Thursday, September 13, 2007

The Sower

On the way to work the past two days I've been ruminating on the parable of the sower. It's open to a remarkable number of interpretations, and I'm pretty sure a lot of them are good interpretations, possibly even intended. I suppose that's one of the beauties of the parables.

As a Lutheran, I naturally started from the recognition that I'm not one of the soils, I'm all of them. I'm constantly showered by the grace of God's Word, but it has different results at different times. There are times when the word hits me and bounces off without effect. There are times when I receive the word with joy but it takes no root. There are times when the word starts to take root, but it is choked out by the pleasures and cares of the world. And there are times when the word takes root and bears fruit. This isn't a terribly original interpretation, but it's a good starting point for reflection.

One of the things that I thought about is that possibly this state of things is normal. That is, maybe it's because God knows I'm going to be like this that God scatters the seed so generously. I could set about looking for the paths and the rocky ground and the thorns in my life and try to get rid of them, but the sower in the parable doesn't do that. He just sows, and he gets a good crop.

At the same time, there are things I can do. For instance, consider the seed sown among thorns. It starts to grow. Suppose I find that a word of God I have received is starting to take root. If I leave it, it might be choked by thorns. But if I watch it and care for it, I can nuture it and help it bear fruit. I can take the plant from among the throns and carefully replant it in good soil.

That is, there are times when I hear something and it strikes a chord with me, or I understand it in a new way. If I let it go, nothing more will come of it. But if I keep it in mind ("hold it fast in an honest and good heart", in Luke's version of the parable), it grows and, hopefully, will bear fruit in my life.

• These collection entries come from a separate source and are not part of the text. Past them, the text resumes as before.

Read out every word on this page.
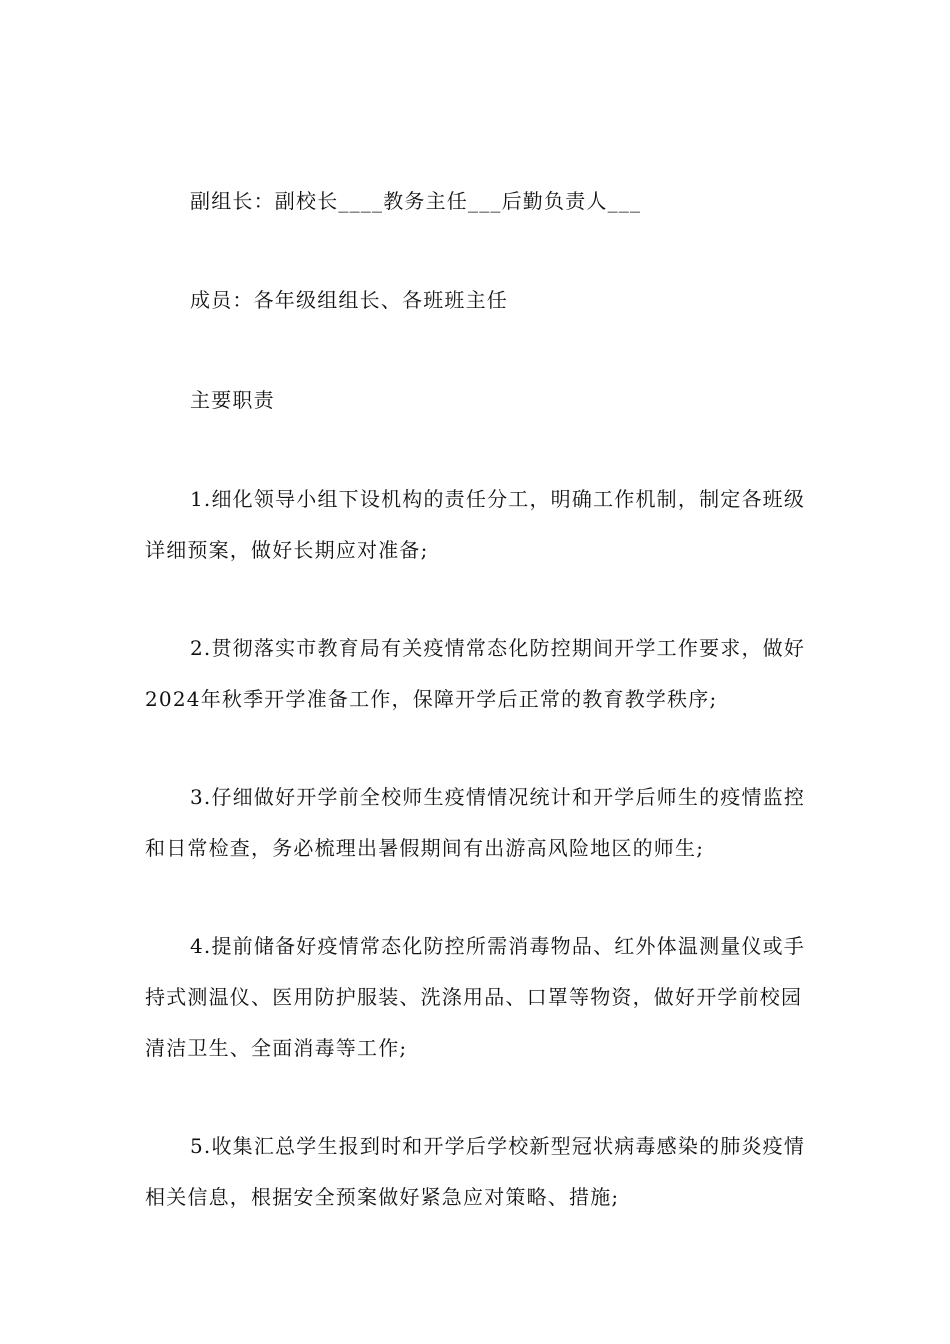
副组长：副校长____教务主任___后勤负责人___

成员：各年级组组长、各班班主任

主要职责

1.细化领导小组下设机构的责任分工，明确工作机制，制定各班级详细预案，做好长期应对准备;

2.贯彻落实市教育局有关疫情常态化防控期间开学工作要求，做好2024年秋季开学准备工作，保障开学后正常的教育教学秩序;

3.仔细做好开学前全校师生疫情情况统计和开学后师生的疫情监控和日常检查，务必梳理出暑假期间有出游高风险地区的师生;

4.提前储备好疫情常态化防控所需消毒物品、红外体温测量仪或手持式测温仪、医用防护服装、洗涤用品、口罩等物资，做好开学前校园清洁卫生、全面消毒等工作;

5.收集汇总学生报到时和开学后学校新型冠状病毒感染的肺炎疫情相关信息，根据安全预案做好紧急应对策略、措施;
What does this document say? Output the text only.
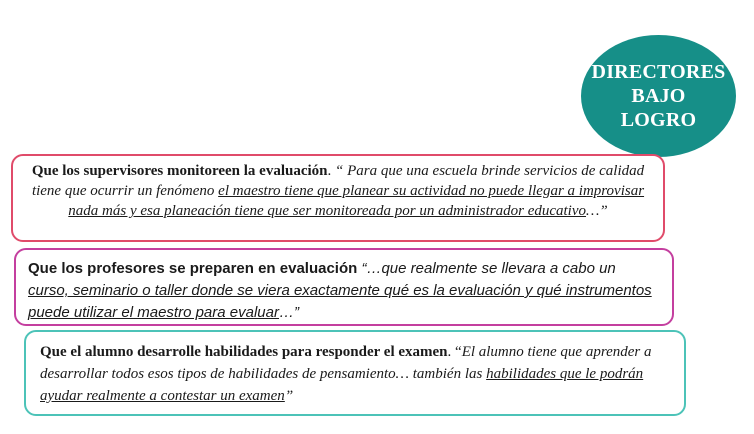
DIRECTORES
BAJO
LOGRO
Que los supervisores monitoreen la evaluación. “ Para que una escuela brinde servicios de calidad tiene que ocurrir un fenómeno el maestro tiene que planear su actividad no puede llegar a improvisar nada más y esa planeación tiene que ser monitoreada por un administrador educativo…”
Que los profesores se preparen en evaluación “…que realmente se llevara a cabo un curso, seminario o taller donde se viera exactamente qué es la evaluación y qué instrumentos puede utilizar el maestro para evaluar…”
Que el alumno desarrolle habilidades para responder el examen. “El alumno tiene que aprender a desarrollar todos esos tipos de habilidades de pensamiento… también las habilidades que le podrán ayudar realmente a contestar un examen”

As I continued to think about the parable, I thought the field isn't me -- the field is the world and the parable is about the world. Individualism is so ingrained in our culture that it's hard to even think about this parable apart from how it impacts individuals. The natural tendency is to look at one person and ask, what does the parable say about this person (usually "me")? But what does it mean if it's a parable about the world? It seems to me that in that case, its message is essentially the same as the parable of the woman baking bread. God scatters the seed freely, indiscriminantly, prodigally throughout the world. Sometimes nothing good happens but sometimes it does and when it does the results are wonderful. Just as the leaven leavens the whole loaf, the good soil produces enough crop for the whole field.

2 comments:

Tom in Ontario said...

For a long time I read and heard that parable and thought only about the soil. I think that might be the most common interpretation. That's what the song "Lord, Let My Heart Be Good Soil" by Handt Hanson does:

Lord, let my heart be good soil,
open to the seed of your word.
Lord, let my heart be good soil,
where love can grow and peace is understood.
When my heart is hard, break the stone away.
When my heart is cold, warm it with the day.
When my heart is lost, lead me on your way.
Lord, let my heart, Lord, let my heart, Lord, let my heart be good soil.

But I heard a sermon about 15 years ago that said almost nothing about the soil. It was all about the sower. Not a very efficient sower. A lot of the seed is wasted on poor soil. But the sower keeps throwing the seed around with such abandon, not ignoring any of the soil, good or bad.

Since I heard that sermon I only hear the parable as a word of amazing radical grace. That the sower doesn't really care what kind of soil I, or anyone else, might be at any given time. S/he just keeps on sowing, wanting us all to have the seed.

Andy said...

You can definitely read it as a parable of radical grace. I lean that way myself, but then what do you do about the quotation from Isaiah which is paired with this parable?